И он заметил, что люди как-то оживились. Забыв на короткое время, что идет война, что не воинами-освободителями, а шпионами и диверсантами возвращались на родную сторону, норовили толкнуть друг друга, поваляться на пожелтевшей траве, припорошенной опавшими листьями. А может, это от того, что коснулись ногами родной земли, вдыхали ее запахи?
Яковлев и сопровождавший группу немец-инструктор Геллер покуривали в сторонке, о чем-то переговариваясь. Вскоре подъехала машина, группа погрузилась и добралась до деревни, примыкавшей к «ничейной земле». В классах полусгоревшей школы, где они разместились, их вооружили советским оружием, выдали шпионское снаряжение, вырядили в форму офицеров и сержантов Красной Армии.

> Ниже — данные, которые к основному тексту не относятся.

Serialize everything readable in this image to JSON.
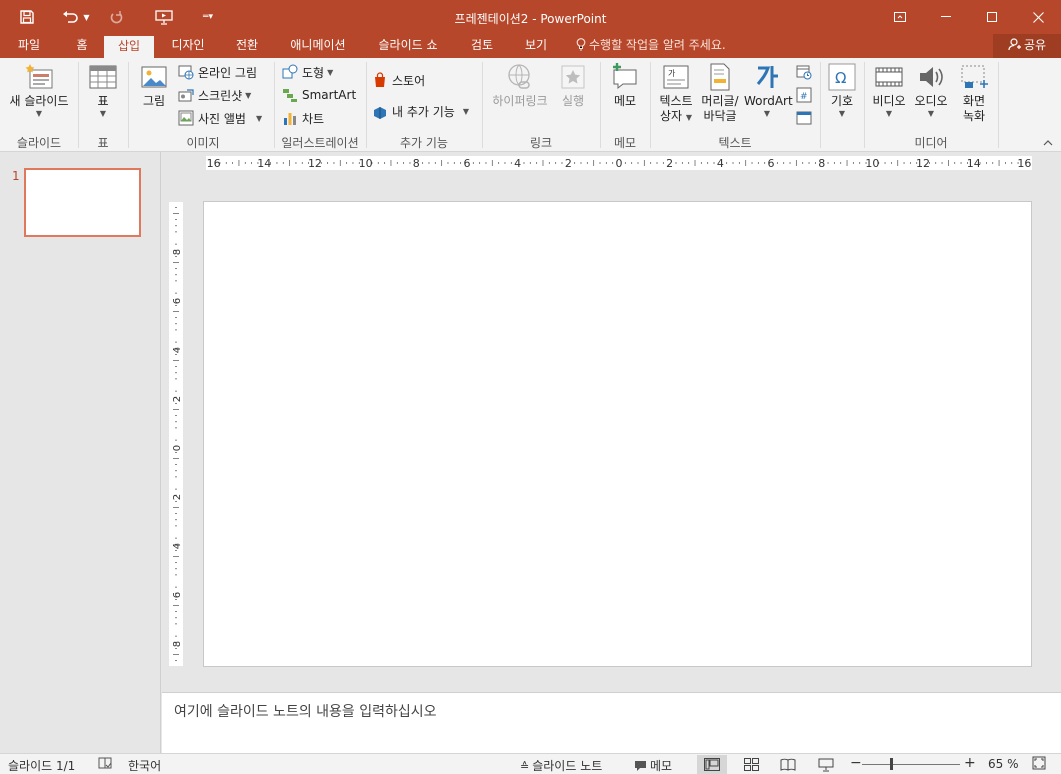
{
  "titlebar": {
    "title": "프레젠테이션2 - PowerPoint",
    "qat": {
      "save_icon": "save-icon",
      "undo_icon": "undo-icon",
      "redo_icon": "redo-icon",
      "present_icon": "present-from-beginning-icon",
      "customize_icon": "customize-qat-icon"
    },
    "window": {
      "ribbon_options_icon": "ribbon-display-options-icon",
      "minimize_icon": "minimize-icon",
      "maximize_icon": "maximize-icon",
      "close_icon": "close-icon"
    }
  },
  "tabs": {
    "items": [
      "파일",
      "홈",
      "삽입",
      "디자인",
      "전환",
      "애니메이션",
      "슬라이드 쇼",
      "검토",
      "보기"
    ],
    "active": "삽입",
    "tell_me": "수행할 작업을 알려 주세요.",
    "share": "공유"
  },
  "ribbon": {
    "groups": {
      "slides": "슬라이드",
      "table": "표",
      "images": "이미지",
      "illustrations": "일러스트레이션",
      "addins": "추가 기능",
      "links": "링크",
      "comments": "메모",
      "text": "텍스트",
      "symbols": "",
      "media": "미디어"
    },
    "buttons": {
      "new_slide": "새 슬라이드",
      "table": "표",
      "picture": "그림",
      "online_pictures": "온라인 그림",
      "screenshot": "스크린샷",
      "photo_album": "사진 앨범",
      "shapes": "도형",
      "smartart": "SmartArt",
      "chart": "차트",
      "store": "스토어",
      "my_addins": "내 추가 기능",
      "hyperlink": "하이퍼링크",
      "action": "실행",
      "comment": "메모",
      "textbox_l1": "텍스트",
      "textbox_l2": "상자",
      "header_footer_l1": "머리글/",
      "header_footer_l2": "바닥글",
      "wordart": "WordArt",
      "symbols": "기호",
      "video": "비디오",
      "audio": "오디오",
      "screen_rec_l1": "화면",
      "screen_rec_l2": "녹화"
    }
  },
  "ruler": {
    "h_labels": [
      "16",
      "14",
      "12",
      "10",
      "8",
      "6",
      "4",
      "2",
      "0",
      "2",
      "4",
      "6",
      "8",
      "10",
      "12",
      "14",
      "16"
    ],
    "v_labels": [
      "8",
      "6",
      "4",
      "2",
      "0",
      "2",
      "4",
      "6",
      "8"
    ]
  },
  "thumbnails": {
    "number": "1"
  },
  "notes": {
    "placeholder": "여기에 슬라이드 노트의 내용을 입력하십시오"
  },
  "status": {
    "slide_count": "슬라이드 1/1",
    "language": "한국어",
    "notes": "슬라이드 노트",
    "comments": "메모",
    "zoom": "65 %"
  }
}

Была уже глубокая ночь. Не спали все трое из группы, что находились с Аширом в одной комнате, не шел сон и к нему. Он все думал и сожалел, что, увлеченный мыслью внедриться в комитет, не очень-то приглядывался к людям, жившим с ним бок о бок. Кто они? Можно ли на них надеяться? Знал только, что почти вся группа чуралась его. Даже Бегматов как-то охладел в последнее время. Яковлев же приглядывался к нему и, казалось, не был с ним так строг, как с другими.
Ашир словно слышал голос Ивана Касьянова: «Ты, Ашир, — советский разведчик, который должен уметь безошибочно определять людей. Помни, дружище, что хороших людей на земле больше, чем плохих, значит, и друзей у нас должно быть больше. Работа разведчика — труд нелегкий. Она требует не минутного порыва, а длительного напряжения мысли, нервов. Побольше ума, рассудка и поменьше эмоций. Чтобы победить, разведчик обязан превосходить врага в тактике, хитрости, наконец, в выдержке. Выдержка — основа успеха...»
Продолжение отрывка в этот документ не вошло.